Tasawuf falsafi secara sederhana dapat di definisikan sebagai kajian dan jalan esoteris dalam islam untuk
mengembangkan kesucian batin yang kaya dengan pandangan-pandangan filosofis. Keberadaan tasawuf
bercorak falsafi ini pada satu sisi telah menarik perhatian para ulama yang pada awalnya kurang senang
dengan kehadiran filsafat dalam khazanah Islam. Sementara bagi para ulama yang menyenangi kajian-
kajian filsafat dan sekaligus menguasainya, tasawuf falsafi bagaikan sungai yang airnya demikian bening
dan begitu menggoda untuk direnangi.
Seorang sufi yang di anggap sebagai perintis tasawuf falsafi adalah Ibn Masarrah (w.319 atau 931) yang
hidup di andalusia. Sekaligus dia dapat di anggap sebagai filosof sufi pertama dalam dunia Islam.

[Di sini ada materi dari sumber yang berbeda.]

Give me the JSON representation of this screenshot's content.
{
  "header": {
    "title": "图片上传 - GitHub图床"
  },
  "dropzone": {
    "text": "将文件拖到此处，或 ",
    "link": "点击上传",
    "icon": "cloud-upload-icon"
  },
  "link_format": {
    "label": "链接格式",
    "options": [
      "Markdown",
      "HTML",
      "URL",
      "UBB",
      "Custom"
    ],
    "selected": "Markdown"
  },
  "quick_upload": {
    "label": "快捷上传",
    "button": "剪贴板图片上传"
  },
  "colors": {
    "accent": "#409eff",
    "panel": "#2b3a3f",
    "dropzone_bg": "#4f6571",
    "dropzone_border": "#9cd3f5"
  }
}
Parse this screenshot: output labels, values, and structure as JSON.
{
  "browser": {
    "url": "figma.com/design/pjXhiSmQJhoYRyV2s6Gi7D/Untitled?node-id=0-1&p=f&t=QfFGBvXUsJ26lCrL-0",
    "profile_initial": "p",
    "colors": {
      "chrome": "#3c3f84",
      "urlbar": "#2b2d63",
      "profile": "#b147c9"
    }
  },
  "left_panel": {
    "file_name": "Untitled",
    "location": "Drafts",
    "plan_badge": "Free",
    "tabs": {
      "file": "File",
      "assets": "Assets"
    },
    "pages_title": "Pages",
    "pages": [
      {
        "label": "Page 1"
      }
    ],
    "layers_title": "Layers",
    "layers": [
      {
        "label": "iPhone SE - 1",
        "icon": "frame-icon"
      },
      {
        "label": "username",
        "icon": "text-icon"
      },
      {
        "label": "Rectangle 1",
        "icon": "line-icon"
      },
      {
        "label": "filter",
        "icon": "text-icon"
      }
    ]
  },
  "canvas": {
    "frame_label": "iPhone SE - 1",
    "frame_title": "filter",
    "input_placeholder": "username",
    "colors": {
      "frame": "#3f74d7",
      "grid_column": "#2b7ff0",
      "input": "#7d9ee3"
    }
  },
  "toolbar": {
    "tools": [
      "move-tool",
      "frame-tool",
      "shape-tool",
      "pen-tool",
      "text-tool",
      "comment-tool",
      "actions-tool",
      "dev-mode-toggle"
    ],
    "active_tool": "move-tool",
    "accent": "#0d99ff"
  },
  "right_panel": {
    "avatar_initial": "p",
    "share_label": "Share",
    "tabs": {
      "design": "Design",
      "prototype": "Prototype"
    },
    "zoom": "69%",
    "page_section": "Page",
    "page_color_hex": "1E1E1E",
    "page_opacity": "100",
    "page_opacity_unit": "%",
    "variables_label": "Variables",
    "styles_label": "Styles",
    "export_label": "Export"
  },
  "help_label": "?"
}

Tokoh kedua yang berpengaruh besar dalam dunia tasawuf falsafi adalah Suhrawardi al-Maqtul, sufi
yang di bunuh di Aleppo pada tahun 587 atau 1191, karena pandangannya yang telah keluar dari Islam
menurut ulama fuqaha. Suhrawardi juga seorang penganut paham emanasinya Ibnu Sina.

Tasawuf falsafi di nusantara di pelopori oleh Hamzah Fansuri dan Syamsuddin Sumatrani, dua tokoh sufi
yang datang dari pulau Andalas (Sumatra) pada abad ke 17 M.